Asked at a news conference if the clock had run out against taking action against Clinton in light of the advanced election schedule, Lynch replied, "We do all our reviews, investigations of any matter carefully, thoroughly, and efficiently. And when the matter is ready for resolution, a recommendation will be made and we'll come to a decision at that time and I'm not able to give you a prediction. Sorry."

Lynch had called the press briefing to discuss a DOJ suit against North Carolina – which the department brought quickly, in less than two months - over its transgender bathroom law. The state is also suing the DOJ over the issue.

The FBI's criminal investigation of Clinton's use of a private, unsecured server for government business began about a year ago and is now reported to be entering its final phase with interviews of her closest aides, including Huma Abedin and others.

Two emails from Abedin, and then State Department deputy chief of staff Jake Sullivan, containing classified information kick-started the FBI probe, as first reported by Fox News.  Since more than 2100 emails containing classified information were identified, as well as another 22 at the Top Secret level.

Last weekend, on CBS's Face the Nation, Clinton downplayed the FBI criminal probe, stating "I say what I've said now for many, many months.
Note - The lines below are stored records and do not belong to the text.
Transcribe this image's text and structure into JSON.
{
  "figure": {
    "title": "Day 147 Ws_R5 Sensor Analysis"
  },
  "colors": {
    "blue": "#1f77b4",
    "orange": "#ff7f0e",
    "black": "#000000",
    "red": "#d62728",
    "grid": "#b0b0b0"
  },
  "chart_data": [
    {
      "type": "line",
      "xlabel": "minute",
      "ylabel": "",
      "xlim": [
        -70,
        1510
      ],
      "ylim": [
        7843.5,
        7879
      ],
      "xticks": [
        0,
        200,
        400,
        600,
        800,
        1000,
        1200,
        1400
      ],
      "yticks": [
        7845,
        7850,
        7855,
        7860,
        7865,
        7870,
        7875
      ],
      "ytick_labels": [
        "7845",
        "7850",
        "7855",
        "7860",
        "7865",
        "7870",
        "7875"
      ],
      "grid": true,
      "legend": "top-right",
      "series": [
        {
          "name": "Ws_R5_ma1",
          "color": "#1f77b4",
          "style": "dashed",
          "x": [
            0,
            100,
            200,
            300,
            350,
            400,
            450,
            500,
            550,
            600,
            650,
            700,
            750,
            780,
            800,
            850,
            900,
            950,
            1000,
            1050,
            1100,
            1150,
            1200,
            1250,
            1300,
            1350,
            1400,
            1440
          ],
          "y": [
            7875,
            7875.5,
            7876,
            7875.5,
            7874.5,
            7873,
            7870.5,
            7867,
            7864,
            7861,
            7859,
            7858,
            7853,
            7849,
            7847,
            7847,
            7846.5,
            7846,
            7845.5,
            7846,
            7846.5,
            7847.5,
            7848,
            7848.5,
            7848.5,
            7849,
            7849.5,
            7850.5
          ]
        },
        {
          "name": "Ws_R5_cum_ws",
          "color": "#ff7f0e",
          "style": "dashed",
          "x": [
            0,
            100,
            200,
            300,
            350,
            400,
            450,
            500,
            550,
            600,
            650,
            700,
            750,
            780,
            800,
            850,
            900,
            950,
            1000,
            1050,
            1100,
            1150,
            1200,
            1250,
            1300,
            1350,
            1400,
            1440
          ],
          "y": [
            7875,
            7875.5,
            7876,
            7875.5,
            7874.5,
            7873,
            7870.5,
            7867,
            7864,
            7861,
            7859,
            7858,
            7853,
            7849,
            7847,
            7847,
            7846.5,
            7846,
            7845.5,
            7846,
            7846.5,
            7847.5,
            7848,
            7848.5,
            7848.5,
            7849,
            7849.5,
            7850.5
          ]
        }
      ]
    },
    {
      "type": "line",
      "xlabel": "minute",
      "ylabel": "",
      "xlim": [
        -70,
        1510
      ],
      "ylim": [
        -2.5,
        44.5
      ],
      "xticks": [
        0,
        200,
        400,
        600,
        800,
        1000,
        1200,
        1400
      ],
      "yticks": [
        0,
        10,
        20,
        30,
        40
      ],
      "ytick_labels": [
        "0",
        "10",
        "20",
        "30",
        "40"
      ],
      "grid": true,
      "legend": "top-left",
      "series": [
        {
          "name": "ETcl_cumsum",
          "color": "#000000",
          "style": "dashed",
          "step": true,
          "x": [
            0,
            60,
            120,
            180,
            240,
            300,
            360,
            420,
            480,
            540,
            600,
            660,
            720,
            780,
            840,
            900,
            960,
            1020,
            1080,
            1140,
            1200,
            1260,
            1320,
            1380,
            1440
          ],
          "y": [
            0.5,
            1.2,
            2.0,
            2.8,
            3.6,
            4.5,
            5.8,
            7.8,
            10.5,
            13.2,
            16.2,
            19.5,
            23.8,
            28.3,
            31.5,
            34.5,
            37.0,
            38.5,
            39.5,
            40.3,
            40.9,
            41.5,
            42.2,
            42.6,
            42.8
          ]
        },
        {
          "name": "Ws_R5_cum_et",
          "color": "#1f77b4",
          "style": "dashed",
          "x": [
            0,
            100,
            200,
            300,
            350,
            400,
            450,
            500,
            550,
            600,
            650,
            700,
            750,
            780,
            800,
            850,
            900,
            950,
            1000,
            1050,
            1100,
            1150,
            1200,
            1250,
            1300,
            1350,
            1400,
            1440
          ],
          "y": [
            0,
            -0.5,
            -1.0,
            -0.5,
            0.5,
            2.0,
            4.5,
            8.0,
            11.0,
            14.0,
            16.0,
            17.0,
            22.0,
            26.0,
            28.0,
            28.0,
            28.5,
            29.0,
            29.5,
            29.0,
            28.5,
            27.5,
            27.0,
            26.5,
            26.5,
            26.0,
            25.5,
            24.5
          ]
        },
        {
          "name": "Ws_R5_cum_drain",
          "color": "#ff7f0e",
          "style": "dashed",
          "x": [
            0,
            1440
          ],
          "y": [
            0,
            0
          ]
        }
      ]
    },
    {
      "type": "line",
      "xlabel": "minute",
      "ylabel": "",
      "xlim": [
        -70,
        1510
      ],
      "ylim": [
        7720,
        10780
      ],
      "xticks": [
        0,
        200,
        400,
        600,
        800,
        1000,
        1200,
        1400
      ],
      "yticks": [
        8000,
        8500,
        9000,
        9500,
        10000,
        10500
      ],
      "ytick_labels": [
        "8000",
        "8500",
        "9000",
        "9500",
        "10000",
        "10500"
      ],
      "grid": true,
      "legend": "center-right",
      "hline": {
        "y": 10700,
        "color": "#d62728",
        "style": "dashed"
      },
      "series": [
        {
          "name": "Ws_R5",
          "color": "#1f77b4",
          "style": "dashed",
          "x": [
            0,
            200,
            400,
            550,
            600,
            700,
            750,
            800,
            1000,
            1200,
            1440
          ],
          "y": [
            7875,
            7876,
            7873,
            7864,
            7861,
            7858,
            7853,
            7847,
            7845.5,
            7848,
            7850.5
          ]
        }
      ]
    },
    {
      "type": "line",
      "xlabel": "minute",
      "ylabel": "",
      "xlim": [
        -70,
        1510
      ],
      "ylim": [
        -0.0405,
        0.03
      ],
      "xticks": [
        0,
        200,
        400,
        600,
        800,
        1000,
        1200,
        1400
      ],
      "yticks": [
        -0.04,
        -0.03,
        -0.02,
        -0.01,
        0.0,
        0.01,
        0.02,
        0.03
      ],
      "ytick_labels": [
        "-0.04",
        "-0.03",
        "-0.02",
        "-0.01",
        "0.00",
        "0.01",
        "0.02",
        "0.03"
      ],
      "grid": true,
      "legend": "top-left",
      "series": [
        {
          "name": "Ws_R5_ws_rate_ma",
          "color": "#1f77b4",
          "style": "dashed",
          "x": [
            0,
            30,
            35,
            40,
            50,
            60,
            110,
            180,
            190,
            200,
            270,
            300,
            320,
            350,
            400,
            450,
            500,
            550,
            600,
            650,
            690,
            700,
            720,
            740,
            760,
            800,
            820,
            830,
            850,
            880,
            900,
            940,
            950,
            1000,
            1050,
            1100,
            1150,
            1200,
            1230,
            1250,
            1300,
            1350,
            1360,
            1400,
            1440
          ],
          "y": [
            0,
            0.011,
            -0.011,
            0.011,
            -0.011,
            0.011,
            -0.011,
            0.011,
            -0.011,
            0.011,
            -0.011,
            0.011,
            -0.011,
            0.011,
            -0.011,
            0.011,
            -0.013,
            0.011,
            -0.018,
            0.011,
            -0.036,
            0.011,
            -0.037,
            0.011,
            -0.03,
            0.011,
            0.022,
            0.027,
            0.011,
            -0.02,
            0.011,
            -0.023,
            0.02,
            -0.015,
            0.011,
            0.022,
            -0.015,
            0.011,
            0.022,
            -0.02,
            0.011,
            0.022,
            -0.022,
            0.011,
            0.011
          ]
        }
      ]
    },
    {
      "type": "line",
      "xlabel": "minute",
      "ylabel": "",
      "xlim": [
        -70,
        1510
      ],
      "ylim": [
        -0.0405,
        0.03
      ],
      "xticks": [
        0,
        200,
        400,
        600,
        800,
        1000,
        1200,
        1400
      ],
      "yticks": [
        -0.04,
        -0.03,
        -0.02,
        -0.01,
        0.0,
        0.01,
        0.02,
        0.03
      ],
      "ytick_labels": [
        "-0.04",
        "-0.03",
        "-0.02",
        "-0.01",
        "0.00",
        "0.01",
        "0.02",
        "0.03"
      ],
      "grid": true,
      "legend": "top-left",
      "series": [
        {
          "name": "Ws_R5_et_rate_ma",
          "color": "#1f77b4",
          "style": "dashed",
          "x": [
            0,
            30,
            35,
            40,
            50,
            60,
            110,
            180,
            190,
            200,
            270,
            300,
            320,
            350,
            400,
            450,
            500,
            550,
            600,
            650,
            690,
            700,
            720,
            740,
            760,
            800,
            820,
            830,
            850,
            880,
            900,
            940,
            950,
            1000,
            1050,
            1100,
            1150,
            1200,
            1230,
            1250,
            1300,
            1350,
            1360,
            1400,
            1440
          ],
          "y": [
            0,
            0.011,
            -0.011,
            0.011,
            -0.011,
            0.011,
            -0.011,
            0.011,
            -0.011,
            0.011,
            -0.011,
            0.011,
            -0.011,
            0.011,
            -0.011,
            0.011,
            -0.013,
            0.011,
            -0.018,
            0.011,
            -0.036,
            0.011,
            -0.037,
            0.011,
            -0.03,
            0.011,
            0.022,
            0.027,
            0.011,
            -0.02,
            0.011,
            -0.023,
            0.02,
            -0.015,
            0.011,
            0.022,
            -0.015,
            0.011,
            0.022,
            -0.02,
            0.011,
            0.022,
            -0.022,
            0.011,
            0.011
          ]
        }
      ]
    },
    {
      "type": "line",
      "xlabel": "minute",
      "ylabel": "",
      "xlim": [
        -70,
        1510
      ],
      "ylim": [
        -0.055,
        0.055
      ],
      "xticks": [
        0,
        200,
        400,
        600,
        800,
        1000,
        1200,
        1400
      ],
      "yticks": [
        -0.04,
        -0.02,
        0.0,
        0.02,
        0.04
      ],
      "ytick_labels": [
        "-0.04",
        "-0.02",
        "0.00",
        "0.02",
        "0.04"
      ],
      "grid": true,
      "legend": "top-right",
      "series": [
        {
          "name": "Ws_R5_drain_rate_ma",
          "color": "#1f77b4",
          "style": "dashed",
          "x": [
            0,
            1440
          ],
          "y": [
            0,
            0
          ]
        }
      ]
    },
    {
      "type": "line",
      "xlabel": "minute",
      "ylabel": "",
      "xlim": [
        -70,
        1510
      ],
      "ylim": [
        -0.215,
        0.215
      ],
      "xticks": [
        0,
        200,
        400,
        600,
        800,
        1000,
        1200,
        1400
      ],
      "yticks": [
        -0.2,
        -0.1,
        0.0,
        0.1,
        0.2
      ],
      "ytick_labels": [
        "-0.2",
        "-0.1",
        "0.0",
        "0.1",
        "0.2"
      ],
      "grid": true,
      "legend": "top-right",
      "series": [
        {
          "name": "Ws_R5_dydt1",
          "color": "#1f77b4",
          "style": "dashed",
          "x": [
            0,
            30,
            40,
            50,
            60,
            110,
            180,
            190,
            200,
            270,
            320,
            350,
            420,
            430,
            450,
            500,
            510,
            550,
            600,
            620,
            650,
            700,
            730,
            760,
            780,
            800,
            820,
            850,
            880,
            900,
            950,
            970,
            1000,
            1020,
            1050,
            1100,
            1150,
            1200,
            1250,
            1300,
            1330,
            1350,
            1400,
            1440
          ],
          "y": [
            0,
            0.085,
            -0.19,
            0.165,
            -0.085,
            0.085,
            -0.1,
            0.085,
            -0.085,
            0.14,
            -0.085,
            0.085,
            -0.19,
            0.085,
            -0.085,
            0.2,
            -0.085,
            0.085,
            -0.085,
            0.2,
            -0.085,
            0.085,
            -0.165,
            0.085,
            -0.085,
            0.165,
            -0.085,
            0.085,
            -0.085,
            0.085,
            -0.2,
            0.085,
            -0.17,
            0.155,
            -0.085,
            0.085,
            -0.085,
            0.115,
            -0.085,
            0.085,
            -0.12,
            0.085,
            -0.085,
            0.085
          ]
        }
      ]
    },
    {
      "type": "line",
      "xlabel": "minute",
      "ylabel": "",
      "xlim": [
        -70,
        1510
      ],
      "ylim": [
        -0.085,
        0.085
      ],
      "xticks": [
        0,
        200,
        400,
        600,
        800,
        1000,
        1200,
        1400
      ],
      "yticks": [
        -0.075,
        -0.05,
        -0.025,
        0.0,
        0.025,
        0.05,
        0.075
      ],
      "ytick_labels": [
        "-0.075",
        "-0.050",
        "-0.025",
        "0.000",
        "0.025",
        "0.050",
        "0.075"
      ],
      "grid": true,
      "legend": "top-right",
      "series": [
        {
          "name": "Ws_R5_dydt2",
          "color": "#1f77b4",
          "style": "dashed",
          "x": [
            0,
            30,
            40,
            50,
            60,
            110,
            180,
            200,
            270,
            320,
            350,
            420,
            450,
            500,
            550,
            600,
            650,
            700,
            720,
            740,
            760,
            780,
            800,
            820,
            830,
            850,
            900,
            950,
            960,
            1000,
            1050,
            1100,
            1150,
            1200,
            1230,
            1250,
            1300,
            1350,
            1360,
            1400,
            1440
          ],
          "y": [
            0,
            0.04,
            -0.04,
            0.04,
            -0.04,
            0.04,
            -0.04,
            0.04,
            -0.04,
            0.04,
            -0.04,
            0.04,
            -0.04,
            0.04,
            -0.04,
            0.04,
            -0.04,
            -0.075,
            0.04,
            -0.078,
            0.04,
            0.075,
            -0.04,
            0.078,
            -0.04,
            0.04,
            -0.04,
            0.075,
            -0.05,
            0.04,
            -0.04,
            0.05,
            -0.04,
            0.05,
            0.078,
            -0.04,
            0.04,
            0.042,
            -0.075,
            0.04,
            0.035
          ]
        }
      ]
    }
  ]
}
It's a security inquiry. I always took classified material seriously. There was never any material marked classified that was sent or received-- by me. And I-- look forward to this being wrapped up."

The non-disclosure agreements signed by Clinton in January 2009 when she became secretary of state explicitly say that classification is based on content, not whether it carries a secret or top secret marking.

"As used in this agreement, classified information is marked or unmarked, including oral communications..." the agreement said.

It is the responsibility of the security clearance holder, such as a secretary of state, to recognize classified information and report when it is outside secure channels.

Asked whether she had been contacted by the FBI, Clinton said, "No one has reached out to me yet, but last summer, I think last August, I made it clear I'm more than ready to talk to anybody, anytime. And I've encouraged-- all of-- you know, my-- assistants and-- to be-- very forthcoming."

However, her spokesman Brian Fallon said on CNN Friday that her lawyer, David Kendall, who handled the plea agreement for former CIA Director General David Petraeus was in constant contact with the Justice Department, leading critics to charge the campaign was splitting hairs.

"David Kendall is her top counsel and he has been in touch with the Justice Department throughout this review. We've always been very upfront about that," Fallon said in the CNN interview.

"She said no, because the honest answer is it hasn't happened yet," Fallon said. "But whenever they do, we'll be happy to accommodate that and make it happen."

Last week, Fox News was the first news organization to report that the Romanian Hacker Marcel Lazar, who goes by the moniker "Guccifer," claimed he easily compromised Clinton's personal server in 2013.

The FBI has not commented publicly on his extradition to the U.S. and any possible intersection with the Clinton email probe. But a review by Fox News found that convicted hackers are generally brought to the U.S. for trial when there is a significant financial fraud, or government computer networks were compromised, and neither was true in Guccifer's case.

Cyber security expert Morgan Wright said, “If a little Romanian country boy can get into this, then it means that this thing could be gotten into by anybody.”

While the hacker's claims could not be independently verified, three cyber security experts said they are plausible, and the 44-year old Romanian said he was eager to cooperate with US government authorities.